Critique : Dog pound

Laurent Pécha | 23 juin 2010
Laurent Pécha | 23 juin 2010

Après un controversé, et pas plus loin que dans nos pages, Sheitan, Kim Shapiron revient avec un film « américain » qui a le point commun d'être lui aussi sans concession. Les similitudes s'arrêtent là tant Dog pound montre un autre visage du jeune cinéaste. Un cinéaste plus assagi qui se décide à mettre son art au service d'un récit simple mais terriblement efficace.

Ne lâchant pas l'univers juvénile qui le fascine, Shapiron nous embarque dans les affres de l'univers carcéral pour jeunes délinquants et choisit l'angle documentaire pour coller au plus près de la réalité. Et c'est peu de l'écrire tant son Dog pound suinte de tous ses pores la vérité d'un milieu âpre où la loi du plus fort reste encore le maître étalon du genre. Balancés après des délits plus ou moins mineurs dans cette prison qui en brise plus d'un, les trois « héros » de Dog Pound vont apprendre cet axiome de la manière la plus douloureuse qui soit. Et nous de suivre dans une intimité plus d'une fois touchante et saisissante leur lente descente aux enfers. En prenant son temps et par petites touches, bien aidé par un casting criant de vérité (et pour cause, certains comédiens sont tout simplement de réels détenus), Kim Shapiron nous fait monter en pression sans jamais chercher à caricaturer ou même à prendre partie, à l'image de matons bien loin des salopards que l'on peut voir dans de telles situations scénaristiques.

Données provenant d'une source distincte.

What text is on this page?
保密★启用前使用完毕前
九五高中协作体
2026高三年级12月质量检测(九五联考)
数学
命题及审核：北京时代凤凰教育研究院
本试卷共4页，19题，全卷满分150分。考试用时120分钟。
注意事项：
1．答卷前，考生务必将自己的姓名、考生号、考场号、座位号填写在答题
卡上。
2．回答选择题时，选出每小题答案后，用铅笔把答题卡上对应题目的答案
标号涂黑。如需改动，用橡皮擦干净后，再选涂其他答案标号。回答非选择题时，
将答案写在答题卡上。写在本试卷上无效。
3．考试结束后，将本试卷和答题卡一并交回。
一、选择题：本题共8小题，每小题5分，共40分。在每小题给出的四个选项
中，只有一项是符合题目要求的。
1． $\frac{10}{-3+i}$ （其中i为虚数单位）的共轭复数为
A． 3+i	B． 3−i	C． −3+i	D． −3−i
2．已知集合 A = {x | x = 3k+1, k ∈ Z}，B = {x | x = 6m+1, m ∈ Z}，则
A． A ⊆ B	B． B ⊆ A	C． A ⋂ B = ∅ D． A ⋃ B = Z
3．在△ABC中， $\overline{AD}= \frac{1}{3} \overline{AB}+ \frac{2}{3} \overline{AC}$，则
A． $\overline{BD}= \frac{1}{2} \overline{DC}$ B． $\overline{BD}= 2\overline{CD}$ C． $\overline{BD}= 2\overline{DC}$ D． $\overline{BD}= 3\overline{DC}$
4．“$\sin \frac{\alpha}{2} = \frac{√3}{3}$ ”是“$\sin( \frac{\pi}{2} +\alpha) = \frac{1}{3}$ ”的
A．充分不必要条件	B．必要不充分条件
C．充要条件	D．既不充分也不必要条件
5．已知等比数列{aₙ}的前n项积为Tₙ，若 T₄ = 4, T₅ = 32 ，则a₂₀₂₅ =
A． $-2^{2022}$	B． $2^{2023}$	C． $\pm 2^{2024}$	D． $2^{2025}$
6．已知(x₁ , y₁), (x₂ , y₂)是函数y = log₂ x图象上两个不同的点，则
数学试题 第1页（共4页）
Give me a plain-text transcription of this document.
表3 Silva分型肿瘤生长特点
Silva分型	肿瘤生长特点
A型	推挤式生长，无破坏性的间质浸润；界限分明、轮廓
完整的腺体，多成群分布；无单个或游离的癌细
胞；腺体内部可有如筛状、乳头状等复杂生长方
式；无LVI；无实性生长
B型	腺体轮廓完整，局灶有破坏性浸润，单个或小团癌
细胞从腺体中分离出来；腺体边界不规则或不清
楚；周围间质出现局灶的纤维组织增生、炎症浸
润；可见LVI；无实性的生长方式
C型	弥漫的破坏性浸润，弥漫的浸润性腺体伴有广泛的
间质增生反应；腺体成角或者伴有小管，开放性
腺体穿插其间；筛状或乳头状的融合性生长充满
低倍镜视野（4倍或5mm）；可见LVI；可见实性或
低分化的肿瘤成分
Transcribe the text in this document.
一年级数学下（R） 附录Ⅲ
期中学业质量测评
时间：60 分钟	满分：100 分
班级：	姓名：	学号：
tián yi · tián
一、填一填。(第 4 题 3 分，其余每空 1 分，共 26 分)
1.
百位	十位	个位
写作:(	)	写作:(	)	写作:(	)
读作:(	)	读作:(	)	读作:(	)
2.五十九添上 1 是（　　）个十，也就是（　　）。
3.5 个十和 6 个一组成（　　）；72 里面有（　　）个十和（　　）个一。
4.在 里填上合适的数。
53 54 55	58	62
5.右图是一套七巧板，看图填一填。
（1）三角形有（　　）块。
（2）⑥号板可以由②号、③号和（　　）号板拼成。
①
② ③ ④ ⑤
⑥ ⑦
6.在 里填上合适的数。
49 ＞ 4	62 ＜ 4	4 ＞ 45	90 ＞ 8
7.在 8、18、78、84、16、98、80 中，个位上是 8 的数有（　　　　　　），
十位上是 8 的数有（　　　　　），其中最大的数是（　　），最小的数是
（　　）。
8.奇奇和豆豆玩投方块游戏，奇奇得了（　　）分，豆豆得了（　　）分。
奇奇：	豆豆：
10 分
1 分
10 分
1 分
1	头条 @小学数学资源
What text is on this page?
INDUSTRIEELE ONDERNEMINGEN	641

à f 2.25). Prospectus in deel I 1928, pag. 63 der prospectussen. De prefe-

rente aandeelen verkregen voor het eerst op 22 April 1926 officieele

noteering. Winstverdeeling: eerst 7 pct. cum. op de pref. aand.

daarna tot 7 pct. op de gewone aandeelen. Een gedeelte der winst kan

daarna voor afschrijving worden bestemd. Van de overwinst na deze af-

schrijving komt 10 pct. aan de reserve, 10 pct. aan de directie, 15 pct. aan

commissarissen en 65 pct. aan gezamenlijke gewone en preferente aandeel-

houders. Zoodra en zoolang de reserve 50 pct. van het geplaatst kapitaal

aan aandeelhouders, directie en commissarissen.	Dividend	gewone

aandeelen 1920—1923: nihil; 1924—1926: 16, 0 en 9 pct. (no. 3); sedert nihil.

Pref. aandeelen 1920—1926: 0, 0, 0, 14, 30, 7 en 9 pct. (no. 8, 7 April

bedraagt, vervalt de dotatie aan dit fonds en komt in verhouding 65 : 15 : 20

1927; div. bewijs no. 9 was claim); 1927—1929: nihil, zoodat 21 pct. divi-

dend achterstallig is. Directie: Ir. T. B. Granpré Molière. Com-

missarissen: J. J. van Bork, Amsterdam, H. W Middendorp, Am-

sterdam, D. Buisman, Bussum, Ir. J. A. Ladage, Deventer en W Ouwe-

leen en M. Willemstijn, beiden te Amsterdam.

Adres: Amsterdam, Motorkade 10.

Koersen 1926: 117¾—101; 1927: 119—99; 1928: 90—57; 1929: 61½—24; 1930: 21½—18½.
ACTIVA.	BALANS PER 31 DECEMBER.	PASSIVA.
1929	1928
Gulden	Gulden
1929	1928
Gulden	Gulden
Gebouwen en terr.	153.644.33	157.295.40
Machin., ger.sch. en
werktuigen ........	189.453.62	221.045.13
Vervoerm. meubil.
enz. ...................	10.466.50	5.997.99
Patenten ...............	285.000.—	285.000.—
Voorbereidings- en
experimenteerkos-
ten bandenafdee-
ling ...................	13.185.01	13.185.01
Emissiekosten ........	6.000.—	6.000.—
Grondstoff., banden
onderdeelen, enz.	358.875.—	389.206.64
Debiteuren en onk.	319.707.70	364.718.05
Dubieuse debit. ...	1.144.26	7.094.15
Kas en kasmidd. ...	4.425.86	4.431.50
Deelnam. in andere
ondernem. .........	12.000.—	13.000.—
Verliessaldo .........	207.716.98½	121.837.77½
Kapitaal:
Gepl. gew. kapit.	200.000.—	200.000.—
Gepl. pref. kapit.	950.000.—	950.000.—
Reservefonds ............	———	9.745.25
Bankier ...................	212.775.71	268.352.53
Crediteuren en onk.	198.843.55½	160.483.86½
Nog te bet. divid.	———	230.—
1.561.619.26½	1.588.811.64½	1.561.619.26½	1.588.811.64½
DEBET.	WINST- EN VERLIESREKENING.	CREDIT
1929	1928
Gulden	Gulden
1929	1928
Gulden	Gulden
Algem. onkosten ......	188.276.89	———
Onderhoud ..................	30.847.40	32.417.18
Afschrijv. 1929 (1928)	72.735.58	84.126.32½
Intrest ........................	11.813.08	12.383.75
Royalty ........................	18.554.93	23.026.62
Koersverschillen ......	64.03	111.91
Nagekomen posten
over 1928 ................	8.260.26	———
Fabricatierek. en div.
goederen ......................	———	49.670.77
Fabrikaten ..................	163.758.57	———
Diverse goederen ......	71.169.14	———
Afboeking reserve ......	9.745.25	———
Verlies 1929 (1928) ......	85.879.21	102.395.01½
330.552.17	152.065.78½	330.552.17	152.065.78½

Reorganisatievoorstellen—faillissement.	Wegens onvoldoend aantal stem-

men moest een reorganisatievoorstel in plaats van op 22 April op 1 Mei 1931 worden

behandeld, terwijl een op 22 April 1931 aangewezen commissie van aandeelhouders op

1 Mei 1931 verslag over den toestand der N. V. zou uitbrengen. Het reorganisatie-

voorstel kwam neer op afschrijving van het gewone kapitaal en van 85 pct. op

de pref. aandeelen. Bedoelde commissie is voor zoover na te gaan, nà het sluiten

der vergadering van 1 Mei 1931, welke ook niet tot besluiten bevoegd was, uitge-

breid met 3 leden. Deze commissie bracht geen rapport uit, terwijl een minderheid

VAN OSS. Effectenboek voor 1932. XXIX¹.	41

Et c'est ainsi en toute logique que le réalisateur nous cueille dans un final tout en bruit et fureur où la part d'animal de chacun explose, laissant le spectateur touché dans sa chair devant un tel gâchis humain. En réussissant à abolir ainsi toute barrière cinématographique, Dog pound démontre avec brio qu'un cinéaste est définitivement né.